The ONS estimates UK household spending on home repairs, maintenance, and improvements is around £40 billion a year. So those accumulated savings could sustain spending on home improvements for many years to come.

Into this pressure to improve homes that comes from Covid-19 effects, we need to factor the other considerations. There is an urgency to bring the existing housing stock of Britain up to energy efficient standards that come close to being acceptable in a world facing climate disaster. We must assume ever more incentives, both carrots and sticks, to improve housing standards to reduce both energy and water. And there is a growing imperative to refit many of our increasingly elderly homes to make them compatible with our increasingly elderly population.

Some clouds on a rosy horizon

Add all this together and there are plenty of reasons to be positive about a continued rise in housing work, mainly around improvement and retrofitting. But the road ahead is not without potholes.

Among the bigger issues is how the nation exits from the economic support provided by government spending and how tackling the deficit is addressed. How this is handled, and how spending on the built environment features, presents worrying uncertainties. If households become cautious in response to a weakening economy, they are likely to put off big-ticket home improvements.

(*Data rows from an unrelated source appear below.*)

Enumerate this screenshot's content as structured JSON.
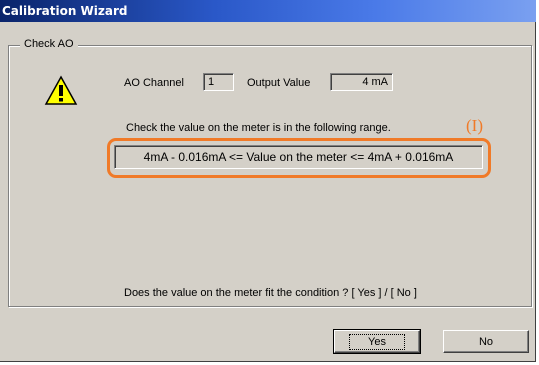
{
  "window": {
    "title": "Calibration Wizard"
  },
  "group": {
    "legend": "Check AO"
  },
  "icons": {
    "warning": "warning-triangle-icon"
  },
  "fields": {
    "ao_channel_label": "AO Channel",
    "ao_channel_value": "1",
    "output_value_label": "Output Value",
    "output_value_value": "4 mA"
  },
  "instruction": "Check the value on the meter is in the following range.",
  "range_text": "4mA - 0.016mA <=  Value on the meter  <= 4mA + 0.016mA",
  "annotation": {
    "marker": "(I)",
    "color": "#f07a28"
  },
  "question": "Does the value on the meter fit the condition ?  [ Yes ] / [ No ]",
  "buttons": {
    "yes": "Yes",
    "no": "No"
  }
}
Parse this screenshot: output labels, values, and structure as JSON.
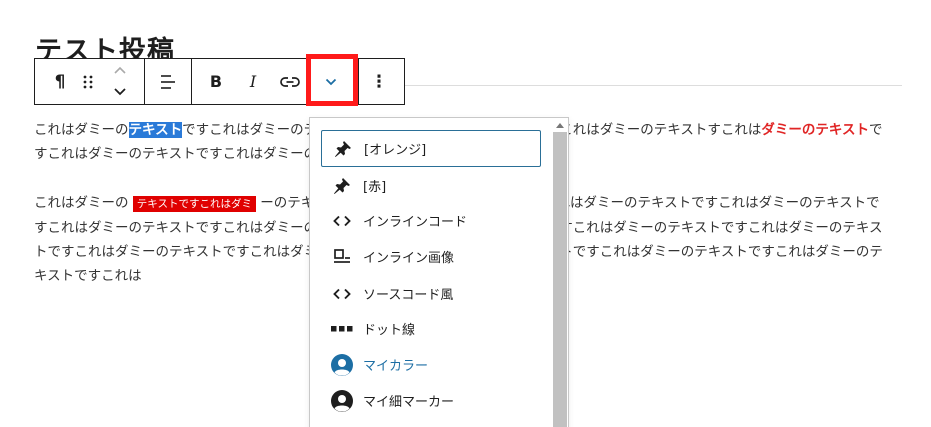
{
  "post": {
    "title": "テスト投稿",
    "paragraph1": {
      "a": "これはダミーの",
      "selected": "テキスト",
      "b": "ですこれはダミーの",
      "hidden_a": "テキストですこれはダミーのテキストですこれはダミーのテキスト",
      "c": "すこれは",
      "red": "ダミーのテキスト",
      "d": "ですこれはダミーのテキストですこれはダミーのテキストですこれは"
    },
    "paragraph2": {
      "a": "これはダミーの",
      "red_bg": "テキストですこれはダミ",
      "b": "ーのテキストですこれはダミーのテキストですこれはダミーのテキストですこれはダミーのテキストですこれはダミーのテキストですこれはダミーのテキストですこれはダミーのテキストですこれはダミーのテキストですこれはダミーのテキストですこれはダミーのテキストですこれはダミーのテキストですこれはダミーのテキストですこれはダミーのテキストですこれはダミーのテキストですこれは"
    }
  },
  "toolbar": {
    "paragraph_icon": "¶",
    "bold_label": "B",
    "italic_label": "I",
    "more_label": "⋮"
  },
  "dropdown": {
    "items": [
      {
        "label": "[オレンジ]",
        "icon": "pin-icon"
      },
      {
        "label": "[赤]",
        "icon": "pin-icon"
      },
      {
        "label": "インラインコード",
        "icon": "code-icon"
      },
      {
        "label": "インライン画像",
        "icon": "inline-image-icon"
      },
      {
        "label": "ソースコード風",
        "icon": "code-icon"
      },
      {
        "label": "ドット線",
        "icon": "dotted-line-icon"
      },
      {
        "label": "マイカラー",
        "icon": "avatar-icon"
      },
      {
        "label": "マイ細マーカー",
        "icon": "avatar-icon"
      }
    ]
  },
  "colors": {
    "accent": "#1c6ea4",
    "highlight_box": "#ff1a1a",
    "selection": "#2a7ad8",
    "red_text": "#e02525"
  }
}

A boost to construction spending is happening around the globe in the wake of the pandemic. With supply chains already compromised by Covid-19, there have been major increases in prices of materials. This too may prove a drag on home improvement spending.

We have no precedents for what we are experiencing now, but we do know that major disasters create permanent change, sometimes significant, sometimes not, and sometimes subtly and more significantly than we sense at the time. That the pandemic has changed our lives permanently is not in dispute. And this will eventually be reflected in changes within the built environment.

Questions inevitably remain. How instantly will we see change? How significant will it be? And how obvious will the changes be in the buildings we inhabit and the infrastructure we use?

We have some clues, but ultimately only time will tell. In the meantime, things are looking brighter for construction than many may have feared when Covid-19 cases began rising sharply in Britain last spring.